From the perspective of molecular structure, the functional differences in the three candidate flavonoids are obvious. Phloretin has the broadest influence, but phlorizin greatly reduces this influence due to the presence of external glycosides. Although the closed-ring structure of naringenin also reduces its influence, it leads to a stronger effect on its translation function.

4. Conclusions

This research reported, for the first time, the inhibition capability of phloretin and its structural analogs on P. gingivalis and the mixed flora of P. gingivalis/F. nucleatum/S. mitis in the oral cavity. Due to the different molecular structures of these flavonoids, they exhibit significant differences in their inhibitory effects on the bacteria, and phloretin was shown to be the best choice against P. gingivalis. The tested flavonoids significantly affected biofilm formation by the mixed-bacterial culture.
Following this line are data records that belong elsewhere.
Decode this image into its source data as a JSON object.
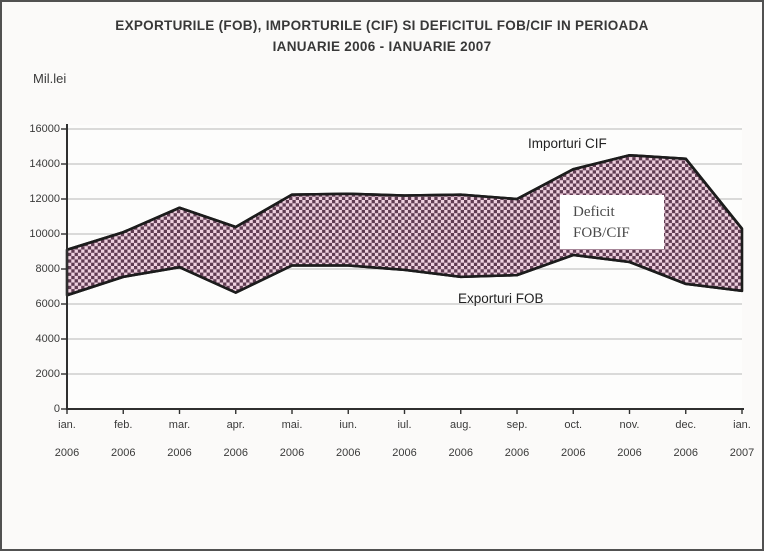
{
  "window": {
    "background": "#fbfaf9",
    "border_color": "#515151"
  },
  "title": {
    "line1": "EXPORTURILE (FOB), IMPORTURILE (CIF) SI DEFICITUL FOB/CIF IN PERIOADA",
    "line2": "IANUARIE 2006 - IANUARIE 2007"
  },
  "chart_data": {
    "type": "area",
    "title": "EXPORTURILE (FOB), IMPORTURILE (CIF) SI DEFICITUL FOB/CIF IN PERIOADA IANUARIE 2006 - IANUARIE 2007",
    "ylabel": "Mil.lei",
    "xlabel": "",
    "ylim": [
      0,
      16000
    ],
    "yticks": [
      0,
      2000,
      4000,
      6000,
      8000,
      10000,
      12000,
      14000,
      16000
    ],
    "grid": "horizontal",
    "legend_position": "none",
    "categories": [
      "ian. 2006",
      "feb. 2006",
      "mar. 2006",
      "apr. 2006",
      "mai. 2006",
      "iun. 2006",
      "iul. 2006",
      "aug. 2006",
      "sep. 2006",
      "oct. 2006",
      "nov. 2006",
      "dec. 2006",
      "ian. 2007"
    ],
    "series": [
      {
        "name": "Importuri CIF",
        "values": [
          9100,
          10100,
          11500,
          10400,
          12250,
          12300,
          12200,
          12250,
          12000,
          13700,
          14500,
          14300,
          10300
        ]
      },
      {
        "name": "Exporturi FOB",
        "values": [
          6500,
          7550,
          8100,
          6650,
          8200,
          8200,
          7950,
          7550,
          7650,
          8800,
          8400,
          7150,
          6750
        ]
      }
    ],
    "band_label": "Deficit FOB/CIF",
    "band_label_lines": [
      "Deficit",
      "FOB/CIF"
    ],
    "colors": {
      "line": "#1c1c1c",
      "pattern_dark": "#5f3c52",
      "pattern_light": "#eed0de",
      "grid": "#b6b6b6",
      "axis": "#2f2f2f",
      "plot_background": "#fdfdfc"
    }
  }
}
Regarding their effects on the mixed biofilm structure, phlorizin had a noticeable destructive effect. Biofilm activity detection showed that both naringenin and phloretin inhibited the metabolic viability of biofilms, and this inhibitory ability performed well in both the single-bacterial group and the complex group. The AI-2 detection results showed that phlorizin and phloretin can affect intercellular communication based on AI-2. The transcriptome results showed that the effect of flavonoids on biofilms mainly focused on interfering with their formation, and phloretin significantly interfered with quorum sensing.

In summary, the structural similarities between phlorizin and phloretin contribute to their powerful anti-biofilm ability against P. gingivalis. The addition of methoxy groups may reduce these flavonoids’ anti-adhesion ability against P. gingivalis, while a closed loop causes their molecular influence target to shift to affecting F. nucleatum and S. mitis. These structural modifications may reduce their direct antibacterial ability against P. gingivalis. Therefore, specific target objects should be considered, and the structure should be modified in a targeted manner to improve inhibitory performance, or a strategy of using multiple molecules in combination should be adopted.